You ever come across a quote, a song lyric, even an image that rearranged your mental furniture? I’ve probably come across dozens. I have them scribbled in notebooks and on sticky notes and in ink on my body, for the ones I really want to keep close. Many years ago, I came across this one from actress Liv Ullmann that has always stayed with me. She wrote:

In search of my lost innocence, I walked out a door. At the time I believed I was looking for a purpose, but I found instead the meaning of choice.

That moved me beyond words in the days I believed my innocence lost. Today, I’ll admit, I likely wouldn’t wander off in search of lost innocence. I mean, isn’t the loss of innocence where wisdom starts? No, today, I find myself listlessly lying around trying to build up the energy to search for my lost motivation. I know it’s around here somewhere. I just can’t get off my butt to look.

A study of snow

Rather than pursuing the activities that normally fill my days and evenings—prospecting for new business, fixing up the house, reaching out to friends—I find myself burrowing deeper into my favourite chair in the kitchen and staring out at the snow. My view lets out into the backyard, where no cars have spoiled the pristine white. Instead, I can see the brilliant flecks of blue reflecting like diamonds in the rare splashes of sunshine. Teardrops of ice hang from the trees’ branches, dazzling even in the overcast. And footsteps—from the squirrels, raccoons, I even saw a possum the other day!—make shallow tracks, moving from here to there to somewhere else. At least some creatures seem to have a plan for their days. It sure isn’t me.

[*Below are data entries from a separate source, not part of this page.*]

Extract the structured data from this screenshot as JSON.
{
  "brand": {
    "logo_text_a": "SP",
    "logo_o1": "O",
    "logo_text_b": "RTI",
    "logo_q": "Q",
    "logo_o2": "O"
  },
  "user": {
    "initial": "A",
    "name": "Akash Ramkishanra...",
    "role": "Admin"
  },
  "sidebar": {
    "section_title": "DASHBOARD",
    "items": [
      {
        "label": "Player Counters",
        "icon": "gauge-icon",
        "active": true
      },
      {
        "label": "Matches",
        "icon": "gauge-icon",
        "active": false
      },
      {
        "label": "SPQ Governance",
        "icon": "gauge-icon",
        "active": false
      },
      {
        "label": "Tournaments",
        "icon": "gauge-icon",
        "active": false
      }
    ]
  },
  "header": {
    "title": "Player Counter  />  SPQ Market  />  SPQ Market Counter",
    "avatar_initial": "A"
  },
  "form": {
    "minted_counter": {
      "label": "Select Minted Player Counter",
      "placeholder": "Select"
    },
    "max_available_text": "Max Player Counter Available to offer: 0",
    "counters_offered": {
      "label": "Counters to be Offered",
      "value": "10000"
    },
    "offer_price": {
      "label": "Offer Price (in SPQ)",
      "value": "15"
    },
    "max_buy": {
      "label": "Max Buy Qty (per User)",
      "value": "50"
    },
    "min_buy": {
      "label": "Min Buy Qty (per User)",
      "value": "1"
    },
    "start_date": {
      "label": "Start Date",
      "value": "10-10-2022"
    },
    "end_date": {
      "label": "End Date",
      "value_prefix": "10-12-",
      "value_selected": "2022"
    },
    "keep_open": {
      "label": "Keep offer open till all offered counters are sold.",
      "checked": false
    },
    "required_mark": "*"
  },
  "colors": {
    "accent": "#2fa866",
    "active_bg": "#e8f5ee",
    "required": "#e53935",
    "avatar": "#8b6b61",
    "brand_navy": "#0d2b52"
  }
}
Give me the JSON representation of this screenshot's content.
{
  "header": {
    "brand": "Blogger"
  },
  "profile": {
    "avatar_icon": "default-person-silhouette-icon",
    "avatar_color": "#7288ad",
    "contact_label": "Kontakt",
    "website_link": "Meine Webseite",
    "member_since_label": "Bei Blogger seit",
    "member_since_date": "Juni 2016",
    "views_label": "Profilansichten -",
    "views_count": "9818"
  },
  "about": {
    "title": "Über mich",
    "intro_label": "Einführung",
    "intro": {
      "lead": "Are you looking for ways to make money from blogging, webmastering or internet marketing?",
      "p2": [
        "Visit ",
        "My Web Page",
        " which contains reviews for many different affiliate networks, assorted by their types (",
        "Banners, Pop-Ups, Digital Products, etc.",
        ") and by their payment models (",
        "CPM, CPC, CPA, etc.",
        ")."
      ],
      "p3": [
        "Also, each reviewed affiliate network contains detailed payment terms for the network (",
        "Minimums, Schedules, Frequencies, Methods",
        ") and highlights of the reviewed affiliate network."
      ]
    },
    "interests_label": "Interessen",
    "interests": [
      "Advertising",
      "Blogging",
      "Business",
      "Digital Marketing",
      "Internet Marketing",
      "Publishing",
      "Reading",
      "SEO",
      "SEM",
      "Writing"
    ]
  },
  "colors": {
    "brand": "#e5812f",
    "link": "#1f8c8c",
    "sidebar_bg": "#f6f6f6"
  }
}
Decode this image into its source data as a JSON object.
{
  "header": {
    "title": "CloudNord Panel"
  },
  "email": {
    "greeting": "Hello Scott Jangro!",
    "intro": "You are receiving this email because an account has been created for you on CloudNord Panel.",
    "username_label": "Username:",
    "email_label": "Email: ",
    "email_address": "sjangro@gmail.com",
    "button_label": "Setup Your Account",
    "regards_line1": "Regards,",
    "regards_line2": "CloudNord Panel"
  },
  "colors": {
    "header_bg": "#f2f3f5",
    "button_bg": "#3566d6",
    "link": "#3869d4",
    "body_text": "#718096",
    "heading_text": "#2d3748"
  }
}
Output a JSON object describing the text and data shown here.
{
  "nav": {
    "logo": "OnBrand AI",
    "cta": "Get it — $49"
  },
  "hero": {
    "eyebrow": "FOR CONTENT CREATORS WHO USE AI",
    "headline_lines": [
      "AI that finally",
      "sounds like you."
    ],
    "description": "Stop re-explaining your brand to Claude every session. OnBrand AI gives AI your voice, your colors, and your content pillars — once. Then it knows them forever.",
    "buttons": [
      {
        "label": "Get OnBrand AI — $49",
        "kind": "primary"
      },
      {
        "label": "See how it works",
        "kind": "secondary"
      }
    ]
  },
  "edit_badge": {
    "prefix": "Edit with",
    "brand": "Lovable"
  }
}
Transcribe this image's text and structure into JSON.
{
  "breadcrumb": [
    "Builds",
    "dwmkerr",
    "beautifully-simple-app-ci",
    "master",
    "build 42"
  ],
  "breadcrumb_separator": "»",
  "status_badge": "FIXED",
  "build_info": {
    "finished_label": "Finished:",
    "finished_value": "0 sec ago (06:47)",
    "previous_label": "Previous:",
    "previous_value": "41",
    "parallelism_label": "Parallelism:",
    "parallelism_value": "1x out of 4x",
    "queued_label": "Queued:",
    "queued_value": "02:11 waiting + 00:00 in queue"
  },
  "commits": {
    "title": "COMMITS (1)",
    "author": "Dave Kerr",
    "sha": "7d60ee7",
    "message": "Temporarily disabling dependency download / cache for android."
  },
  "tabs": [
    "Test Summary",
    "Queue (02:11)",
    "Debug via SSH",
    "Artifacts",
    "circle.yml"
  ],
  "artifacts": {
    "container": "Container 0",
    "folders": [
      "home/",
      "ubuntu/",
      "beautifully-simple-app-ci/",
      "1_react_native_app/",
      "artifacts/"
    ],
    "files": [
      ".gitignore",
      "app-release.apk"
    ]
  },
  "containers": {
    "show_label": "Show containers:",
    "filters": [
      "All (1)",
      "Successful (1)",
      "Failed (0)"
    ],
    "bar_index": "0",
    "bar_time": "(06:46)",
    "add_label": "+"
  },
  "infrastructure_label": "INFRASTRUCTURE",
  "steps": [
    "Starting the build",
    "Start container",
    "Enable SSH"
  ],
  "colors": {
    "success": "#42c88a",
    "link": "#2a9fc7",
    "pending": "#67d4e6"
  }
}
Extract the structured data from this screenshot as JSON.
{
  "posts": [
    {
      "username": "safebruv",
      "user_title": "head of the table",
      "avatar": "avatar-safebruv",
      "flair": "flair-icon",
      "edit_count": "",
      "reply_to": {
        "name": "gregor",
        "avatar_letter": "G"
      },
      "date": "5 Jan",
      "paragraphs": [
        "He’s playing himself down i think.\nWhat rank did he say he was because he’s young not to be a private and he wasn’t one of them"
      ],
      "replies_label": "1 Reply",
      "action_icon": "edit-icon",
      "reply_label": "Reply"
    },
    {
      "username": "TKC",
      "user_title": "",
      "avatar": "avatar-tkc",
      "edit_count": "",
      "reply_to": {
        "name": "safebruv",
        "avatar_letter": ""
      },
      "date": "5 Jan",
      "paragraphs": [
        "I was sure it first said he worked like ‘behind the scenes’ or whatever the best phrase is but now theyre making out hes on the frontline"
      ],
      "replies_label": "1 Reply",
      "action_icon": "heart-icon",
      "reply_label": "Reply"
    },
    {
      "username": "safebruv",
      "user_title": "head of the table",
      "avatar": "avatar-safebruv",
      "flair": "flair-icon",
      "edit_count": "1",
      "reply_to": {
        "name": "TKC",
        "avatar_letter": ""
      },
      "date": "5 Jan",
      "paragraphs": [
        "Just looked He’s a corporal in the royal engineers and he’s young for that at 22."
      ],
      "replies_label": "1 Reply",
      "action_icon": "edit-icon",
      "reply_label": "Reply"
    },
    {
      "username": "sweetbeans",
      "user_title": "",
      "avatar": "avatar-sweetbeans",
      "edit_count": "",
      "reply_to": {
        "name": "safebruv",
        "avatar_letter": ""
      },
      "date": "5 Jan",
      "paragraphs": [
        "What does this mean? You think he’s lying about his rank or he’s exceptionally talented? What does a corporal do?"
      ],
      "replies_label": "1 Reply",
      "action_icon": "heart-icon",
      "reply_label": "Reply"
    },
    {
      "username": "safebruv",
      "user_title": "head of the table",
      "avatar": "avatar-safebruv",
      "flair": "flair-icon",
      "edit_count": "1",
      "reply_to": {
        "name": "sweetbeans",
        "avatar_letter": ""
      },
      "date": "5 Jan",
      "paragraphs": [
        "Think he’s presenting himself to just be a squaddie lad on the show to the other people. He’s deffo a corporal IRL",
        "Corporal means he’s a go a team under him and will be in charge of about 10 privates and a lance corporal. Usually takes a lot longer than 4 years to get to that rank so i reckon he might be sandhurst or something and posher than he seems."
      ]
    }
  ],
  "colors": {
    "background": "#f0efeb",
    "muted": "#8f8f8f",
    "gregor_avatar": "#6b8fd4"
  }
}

Better than the alternative

Before jumping full bore into the client interviews that consume much of my working days, I generally spend the first few minutes of these phones calls just gabbing—y’know, building rapport, catching up, talking weather. Often, very often, my clients tell me how crazy busy they are, how full their days, and I say: “Better than the alternative.” And they agree. Busy-ness confers its own form of motivation. If there are things that you simply must get done, you generally do them, and that seems productive even if that isn’t always the case. These days, I’d even welcome the momentary motivation that comes from fake productivity. Which makes me think I’d truly suck at retirement.

The days of yore

Have you ever read Walden, by Thoreau? I tried a few years ago, got about halfway through. I’ve been thinking about the half I did read lately. The part that says:

I have a great deal of company in my house; especially in the morning, when nobody calls… I am no more lonely than a single mullein or dandelion in a pasture; or a bean leaf, or sorrel, or a horse-fly, or a humble-bee. I am no more lonely than the Mill Brook, or a weather cock, or the north star, or the south wind, or an April shower, or a January thaw, or the first spider in a new house.

Motivated, with no source of motivation. Just the sounds of nature and the call to create. Is it possible to miss an age that you never lived in? I find myself missing a world that would allow me to disappear into self-contemplation, where the contemplation itself is goal enough. I have just enough motivation to think. It’s the action I’m taking umbrage with.

Lost keys

In her book, Pay Attention for Goodness’ Sake, Sylvia Boorstein says,

Beds—and minds—get rumpled. It’s the same rumple, over and over, requiring the same straightening, day after day. Tidying up—beds and minds—reveals lost car keys and lost insights. Perseverance in tidying depends on faith: “I’ve seen it before. I know it’s in here somewhere.”

Perhaps my motivation is hiding with your lost keys. I know it’s in here somewhere. If you find it, can you give me a call? I may even answer the phone.